As a general conclusion: Yeah it may be that those problems were existent, but MongoDB did much in this direction and further I doubt that other DBMS never had the one or other problem itself. Just take traditional relational dbms, would those scale well to web-scale there would be no need for Systems like MongoDB, HBase and what else. You can't get a system which fits all needs. So you have to live with the downsides of one or try to build a combined system of multiple to get what you need.

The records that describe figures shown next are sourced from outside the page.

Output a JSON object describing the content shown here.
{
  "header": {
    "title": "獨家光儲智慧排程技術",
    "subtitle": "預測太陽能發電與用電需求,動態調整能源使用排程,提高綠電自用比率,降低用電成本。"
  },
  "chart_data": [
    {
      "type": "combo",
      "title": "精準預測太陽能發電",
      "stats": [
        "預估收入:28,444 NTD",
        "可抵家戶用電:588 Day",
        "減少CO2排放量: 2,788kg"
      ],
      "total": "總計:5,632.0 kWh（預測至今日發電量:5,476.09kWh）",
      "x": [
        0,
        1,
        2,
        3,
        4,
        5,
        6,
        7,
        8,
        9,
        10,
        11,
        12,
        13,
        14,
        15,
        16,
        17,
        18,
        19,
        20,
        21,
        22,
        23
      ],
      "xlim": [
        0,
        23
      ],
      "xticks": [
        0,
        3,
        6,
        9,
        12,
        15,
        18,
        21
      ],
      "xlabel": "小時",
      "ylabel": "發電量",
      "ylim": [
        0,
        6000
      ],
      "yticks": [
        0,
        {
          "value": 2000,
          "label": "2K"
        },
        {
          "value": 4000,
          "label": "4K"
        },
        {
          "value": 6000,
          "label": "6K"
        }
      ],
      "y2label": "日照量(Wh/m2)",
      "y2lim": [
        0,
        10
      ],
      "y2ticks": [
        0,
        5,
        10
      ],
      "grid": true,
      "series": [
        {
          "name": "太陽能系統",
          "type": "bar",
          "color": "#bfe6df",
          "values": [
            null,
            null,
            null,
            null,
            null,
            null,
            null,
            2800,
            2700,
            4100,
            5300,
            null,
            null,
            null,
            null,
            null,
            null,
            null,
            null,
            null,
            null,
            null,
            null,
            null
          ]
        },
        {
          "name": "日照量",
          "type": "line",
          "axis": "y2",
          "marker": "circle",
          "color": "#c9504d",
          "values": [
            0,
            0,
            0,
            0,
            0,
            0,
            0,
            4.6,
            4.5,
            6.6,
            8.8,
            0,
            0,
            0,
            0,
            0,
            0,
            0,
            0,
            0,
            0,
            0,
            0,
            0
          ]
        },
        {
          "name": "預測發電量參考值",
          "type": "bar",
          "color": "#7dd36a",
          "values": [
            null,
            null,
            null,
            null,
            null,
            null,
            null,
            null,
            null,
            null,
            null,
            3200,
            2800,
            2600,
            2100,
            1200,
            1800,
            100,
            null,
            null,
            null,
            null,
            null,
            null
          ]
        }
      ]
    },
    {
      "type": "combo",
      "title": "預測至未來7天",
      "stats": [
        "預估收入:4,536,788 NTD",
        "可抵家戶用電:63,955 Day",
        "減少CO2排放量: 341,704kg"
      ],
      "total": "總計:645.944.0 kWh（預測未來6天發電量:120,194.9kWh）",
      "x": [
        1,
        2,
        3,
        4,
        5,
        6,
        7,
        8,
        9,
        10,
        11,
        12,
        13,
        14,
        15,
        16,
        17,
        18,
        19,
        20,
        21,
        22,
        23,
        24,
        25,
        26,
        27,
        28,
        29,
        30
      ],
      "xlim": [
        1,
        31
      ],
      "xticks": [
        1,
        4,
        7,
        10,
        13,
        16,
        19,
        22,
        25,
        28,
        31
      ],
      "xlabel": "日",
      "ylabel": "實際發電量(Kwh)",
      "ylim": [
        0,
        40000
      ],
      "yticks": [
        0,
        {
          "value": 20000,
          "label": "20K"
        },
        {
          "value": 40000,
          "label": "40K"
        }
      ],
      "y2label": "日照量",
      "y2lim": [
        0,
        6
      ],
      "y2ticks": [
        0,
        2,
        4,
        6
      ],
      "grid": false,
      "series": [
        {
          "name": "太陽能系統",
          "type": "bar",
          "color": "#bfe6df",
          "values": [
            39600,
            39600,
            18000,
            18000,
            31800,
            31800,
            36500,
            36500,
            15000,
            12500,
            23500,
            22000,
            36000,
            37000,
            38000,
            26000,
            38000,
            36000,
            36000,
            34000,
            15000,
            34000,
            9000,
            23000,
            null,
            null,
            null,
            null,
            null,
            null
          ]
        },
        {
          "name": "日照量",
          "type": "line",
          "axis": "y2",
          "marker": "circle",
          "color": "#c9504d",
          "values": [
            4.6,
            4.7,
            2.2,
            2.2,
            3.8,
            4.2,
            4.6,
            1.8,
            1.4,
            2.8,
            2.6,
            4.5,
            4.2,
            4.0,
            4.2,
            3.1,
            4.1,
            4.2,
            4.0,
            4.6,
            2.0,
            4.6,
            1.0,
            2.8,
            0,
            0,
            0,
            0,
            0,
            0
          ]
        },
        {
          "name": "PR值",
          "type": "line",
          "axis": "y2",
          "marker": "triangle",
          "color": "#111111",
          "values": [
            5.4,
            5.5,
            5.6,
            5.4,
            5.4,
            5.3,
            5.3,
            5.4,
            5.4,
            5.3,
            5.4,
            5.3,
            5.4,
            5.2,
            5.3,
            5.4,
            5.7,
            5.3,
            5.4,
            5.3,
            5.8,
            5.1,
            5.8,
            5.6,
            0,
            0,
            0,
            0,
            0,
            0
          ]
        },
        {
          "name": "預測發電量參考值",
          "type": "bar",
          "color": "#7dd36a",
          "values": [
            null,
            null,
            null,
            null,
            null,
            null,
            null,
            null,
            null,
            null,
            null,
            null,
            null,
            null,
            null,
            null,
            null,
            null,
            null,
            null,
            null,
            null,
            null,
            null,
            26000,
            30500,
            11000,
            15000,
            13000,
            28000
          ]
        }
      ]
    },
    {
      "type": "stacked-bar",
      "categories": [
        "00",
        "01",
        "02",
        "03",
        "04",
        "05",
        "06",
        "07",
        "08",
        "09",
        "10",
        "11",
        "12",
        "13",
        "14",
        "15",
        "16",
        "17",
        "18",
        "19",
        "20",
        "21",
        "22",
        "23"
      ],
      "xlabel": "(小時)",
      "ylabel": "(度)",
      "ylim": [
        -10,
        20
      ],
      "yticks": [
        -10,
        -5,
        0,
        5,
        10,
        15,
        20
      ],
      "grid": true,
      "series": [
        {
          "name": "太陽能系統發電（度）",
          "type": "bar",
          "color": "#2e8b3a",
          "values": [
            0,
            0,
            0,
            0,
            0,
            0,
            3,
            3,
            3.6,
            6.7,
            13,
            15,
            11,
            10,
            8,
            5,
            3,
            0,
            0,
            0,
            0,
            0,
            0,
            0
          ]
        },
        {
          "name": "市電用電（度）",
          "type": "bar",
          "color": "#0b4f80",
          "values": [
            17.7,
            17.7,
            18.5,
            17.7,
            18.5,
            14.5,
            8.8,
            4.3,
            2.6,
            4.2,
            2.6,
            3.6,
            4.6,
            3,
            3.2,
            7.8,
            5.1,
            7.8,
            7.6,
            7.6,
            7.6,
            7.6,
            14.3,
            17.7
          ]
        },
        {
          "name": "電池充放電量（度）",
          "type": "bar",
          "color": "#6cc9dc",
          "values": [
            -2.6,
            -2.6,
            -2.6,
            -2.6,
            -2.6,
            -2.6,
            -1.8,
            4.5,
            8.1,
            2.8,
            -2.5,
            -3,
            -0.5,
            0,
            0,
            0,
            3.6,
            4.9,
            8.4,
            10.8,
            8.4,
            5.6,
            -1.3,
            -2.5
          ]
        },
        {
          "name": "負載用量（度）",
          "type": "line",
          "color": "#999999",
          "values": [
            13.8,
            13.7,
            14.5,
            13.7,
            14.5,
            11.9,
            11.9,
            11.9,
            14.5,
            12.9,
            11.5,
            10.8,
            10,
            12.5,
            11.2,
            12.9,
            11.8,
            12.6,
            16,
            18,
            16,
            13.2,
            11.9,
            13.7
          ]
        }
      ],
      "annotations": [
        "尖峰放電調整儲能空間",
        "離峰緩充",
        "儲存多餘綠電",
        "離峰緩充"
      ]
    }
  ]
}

作为一般结论:是的,这些问题可能是存在的,但是 MongoDB 在这个方向上做了很多工作,而且我进一步怀疑其他 DBMS 本身从未遇到过一个或其他问题。仅采用传统的关系型数据库管理系统,这些数据库是否可以很好地扩展到网络规模,而无需像 MongoDB、HBase 等系统。您无法获得满足所有需求的系统。因此,您必须忍受一个的缺点,或者尝试构建多个组合的系统来获得您需要的东西。

Disclaimer: I'm not affiliated with MongoDB or 10gen, I'm just working with MongoDB and telling my opinion about it.

免责声明:我不隶属于 MongoDB 或 10gen,我只是与 MongoDB 合作并说出我的看法。